Program Kapolda Riau dibuktikan AKP Era Maifo: Desa Sungai Simpang Dua jadi contoh swasembada pangan
KAMPAR, waspadaindonesia.com – Semangat gotong royong antara polisi, petani, dan pemerintah desa terlihat jelas saat panen perdana jagung pipil Program Kapolda Riau di Desa Sungai Simpang Dua, Kecamatan Kampar Kiri Hilir. Dari lahan seluas ±0,25 hektar milik Bapak Rijal, warga berhasil memanen ±50 kilogram jagung pipil, Jumat (28/5/2026) pukul 10.30 WIB.
Kegiatan panen dihadiri Kapolsek Kampar Kiri Hilir AKP Era Maifo, S.H., Kepala Desa Sungai Simpang Dua Bapak Rio, Ketua Kelompok Tani Rukun Sentosa, Ps Kanit Binmas Aipda Syahputra Efendi, Bhabinkamtibmas Bripka Andri Ramon, personel Polsek KKH, serta pemilik lahan.
Kapolsek Kampar Kiri Hilir AKP Era Maifo menyebut panen ini bukti nyata program ketahanan pangan tingkat desa bisa berjalan.

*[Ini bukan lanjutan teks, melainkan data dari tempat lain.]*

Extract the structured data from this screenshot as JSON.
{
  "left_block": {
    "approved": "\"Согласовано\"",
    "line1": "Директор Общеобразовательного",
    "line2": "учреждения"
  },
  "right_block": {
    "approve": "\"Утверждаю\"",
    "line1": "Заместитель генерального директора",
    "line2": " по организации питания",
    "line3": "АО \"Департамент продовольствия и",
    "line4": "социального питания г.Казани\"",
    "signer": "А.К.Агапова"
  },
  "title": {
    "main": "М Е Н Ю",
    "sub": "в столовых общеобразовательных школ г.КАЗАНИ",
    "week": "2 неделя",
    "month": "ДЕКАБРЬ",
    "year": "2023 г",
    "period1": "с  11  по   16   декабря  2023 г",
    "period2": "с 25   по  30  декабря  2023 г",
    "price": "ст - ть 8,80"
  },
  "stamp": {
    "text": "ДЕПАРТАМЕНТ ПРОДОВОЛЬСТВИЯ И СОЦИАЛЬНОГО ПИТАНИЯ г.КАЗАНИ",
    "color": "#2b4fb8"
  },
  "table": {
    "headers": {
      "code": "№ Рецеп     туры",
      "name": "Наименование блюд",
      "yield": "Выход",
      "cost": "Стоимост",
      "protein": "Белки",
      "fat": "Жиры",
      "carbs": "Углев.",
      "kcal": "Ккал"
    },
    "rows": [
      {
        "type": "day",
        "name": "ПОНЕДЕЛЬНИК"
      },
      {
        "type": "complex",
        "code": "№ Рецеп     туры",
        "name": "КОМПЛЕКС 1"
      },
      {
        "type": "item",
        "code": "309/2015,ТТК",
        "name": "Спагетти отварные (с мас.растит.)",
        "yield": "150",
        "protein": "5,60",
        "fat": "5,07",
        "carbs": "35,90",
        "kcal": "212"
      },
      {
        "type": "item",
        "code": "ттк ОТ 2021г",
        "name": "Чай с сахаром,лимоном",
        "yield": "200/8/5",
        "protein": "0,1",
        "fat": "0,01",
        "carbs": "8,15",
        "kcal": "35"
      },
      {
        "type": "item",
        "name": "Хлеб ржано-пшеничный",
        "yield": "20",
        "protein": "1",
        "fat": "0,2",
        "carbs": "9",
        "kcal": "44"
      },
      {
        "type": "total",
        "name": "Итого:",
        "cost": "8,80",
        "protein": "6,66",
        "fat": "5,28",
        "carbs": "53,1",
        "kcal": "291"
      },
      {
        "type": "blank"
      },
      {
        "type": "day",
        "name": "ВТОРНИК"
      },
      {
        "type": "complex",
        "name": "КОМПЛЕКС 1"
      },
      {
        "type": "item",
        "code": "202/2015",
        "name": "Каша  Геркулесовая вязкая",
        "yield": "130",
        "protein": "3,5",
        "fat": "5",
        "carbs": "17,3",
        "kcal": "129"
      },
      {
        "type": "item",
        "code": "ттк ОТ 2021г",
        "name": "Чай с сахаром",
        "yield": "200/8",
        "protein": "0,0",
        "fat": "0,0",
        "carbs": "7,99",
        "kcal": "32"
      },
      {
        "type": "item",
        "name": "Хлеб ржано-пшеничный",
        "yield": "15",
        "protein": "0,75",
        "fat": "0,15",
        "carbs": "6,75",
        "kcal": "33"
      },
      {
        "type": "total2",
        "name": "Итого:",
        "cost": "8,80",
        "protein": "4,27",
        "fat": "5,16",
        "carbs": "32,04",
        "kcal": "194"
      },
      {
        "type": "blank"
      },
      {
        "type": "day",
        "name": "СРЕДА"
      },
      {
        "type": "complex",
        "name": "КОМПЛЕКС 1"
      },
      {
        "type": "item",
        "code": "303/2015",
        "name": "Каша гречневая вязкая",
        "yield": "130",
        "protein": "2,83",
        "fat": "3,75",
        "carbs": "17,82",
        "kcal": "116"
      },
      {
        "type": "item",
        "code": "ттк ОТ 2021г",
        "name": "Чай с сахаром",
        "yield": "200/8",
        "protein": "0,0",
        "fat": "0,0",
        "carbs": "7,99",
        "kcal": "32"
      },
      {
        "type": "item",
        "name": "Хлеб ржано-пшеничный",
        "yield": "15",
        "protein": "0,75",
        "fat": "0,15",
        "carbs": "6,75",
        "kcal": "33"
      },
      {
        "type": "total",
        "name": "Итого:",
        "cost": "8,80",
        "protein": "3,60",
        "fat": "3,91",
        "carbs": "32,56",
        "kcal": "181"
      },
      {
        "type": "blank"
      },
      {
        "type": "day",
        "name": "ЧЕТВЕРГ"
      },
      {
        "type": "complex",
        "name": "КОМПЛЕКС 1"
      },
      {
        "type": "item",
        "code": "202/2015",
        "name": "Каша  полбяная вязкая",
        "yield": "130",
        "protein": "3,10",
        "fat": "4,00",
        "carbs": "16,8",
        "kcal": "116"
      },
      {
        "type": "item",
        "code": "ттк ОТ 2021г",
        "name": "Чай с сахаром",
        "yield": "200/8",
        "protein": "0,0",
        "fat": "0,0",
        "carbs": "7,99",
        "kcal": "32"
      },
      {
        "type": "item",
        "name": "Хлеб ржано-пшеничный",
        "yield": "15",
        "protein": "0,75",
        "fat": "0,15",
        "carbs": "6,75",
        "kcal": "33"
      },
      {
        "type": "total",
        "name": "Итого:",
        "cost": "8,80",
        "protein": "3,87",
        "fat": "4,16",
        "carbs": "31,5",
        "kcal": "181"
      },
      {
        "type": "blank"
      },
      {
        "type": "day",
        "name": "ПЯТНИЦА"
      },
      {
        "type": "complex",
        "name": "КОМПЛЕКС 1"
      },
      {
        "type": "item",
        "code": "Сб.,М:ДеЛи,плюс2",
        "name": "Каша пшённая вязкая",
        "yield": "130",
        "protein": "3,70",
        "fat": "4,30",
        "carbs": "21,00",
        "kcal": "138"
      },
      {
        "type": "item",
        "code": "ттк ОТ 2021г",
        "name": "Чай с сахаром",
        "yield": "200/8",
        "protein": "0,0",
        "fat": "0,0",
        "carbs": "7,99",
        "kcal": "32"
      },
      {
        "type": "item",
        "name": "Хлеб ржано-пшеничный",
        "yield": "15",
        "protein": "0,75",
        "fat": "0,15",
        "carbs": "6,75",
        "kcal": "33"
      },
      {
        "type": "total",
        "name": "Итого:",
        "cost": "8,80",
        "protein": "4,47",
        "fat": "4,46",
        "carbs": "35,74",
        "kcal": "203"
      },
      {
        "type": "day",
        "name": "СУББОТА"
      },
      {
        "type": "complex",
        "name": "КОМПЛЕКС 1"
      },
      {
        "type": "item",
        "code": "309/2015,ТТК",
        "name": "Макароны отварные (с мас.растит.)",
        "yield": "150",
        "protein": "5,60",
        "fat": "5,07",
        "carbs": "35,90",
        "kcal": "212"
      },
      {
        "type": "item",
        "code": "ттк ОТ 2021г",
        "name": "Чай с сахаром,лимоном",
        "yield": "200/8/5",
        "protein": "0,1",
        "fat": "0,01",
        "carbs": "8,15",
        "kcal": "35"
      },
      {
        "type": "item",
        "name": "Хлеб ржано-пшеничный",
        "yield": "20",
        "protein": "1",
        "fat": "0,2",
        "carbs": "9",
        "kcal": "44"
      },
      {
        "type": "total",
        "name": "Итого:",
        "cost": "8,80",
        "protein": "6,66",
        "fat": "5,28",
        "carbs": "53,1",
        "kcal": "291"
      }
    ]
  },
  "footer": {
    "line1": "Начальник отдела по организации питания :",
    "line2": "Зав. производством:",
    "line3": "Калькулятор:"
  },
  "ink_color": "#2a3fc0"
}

“Kegiatan panen hari ini merupakan wujud nyata implementasi Program Kapolda Riau yang fokus pada peningkatan ketahanan pangan di tingkat lokal. Melalui kerja sama antara kepolisian, pemerintah desa, kelompok tani, dan masyarakat, kita dapat mengubah lahan menjadi lebih produktif dan berkontribusi pada program swasembada pangan,” ujar AKP Era Maifo.
Ia menambahkan, hasil 50 kg dari lahan 0,25 Ha membuktikan lahan kecil pun punya manfaat besar.
Program ini juga membangun kerja sama dan semangat gotong-royong royong masyarakat desa.
Kepala Desa Sungai Simpang Dua Bapak Rio mengapresiasi pendampingan Polsek KKH sejak tanam sampai panen.
“Program Kapolda Riau ini telah memberikan semangat baru bagi para petani di desa kami untuk lebih giat mengelola lahan,” ujarnya.
Pemilik lahan Bapak Rijal bersyukur lahannya kini produktif dan berencana mengembangkan lebih luas tahun depan.
Hasil panen akan dipakai untuk kebutuhan lokal dan sebagian dijual untuk pendapatan kelompok tani. Acara berlangsung aman dan kondusif.
Catatan Redaksi: Berita ini disusun dan dikembangkan redaksi “waspadaindonesia.com” berdasarkan rilis Humas Polres Kampar Polda Riau.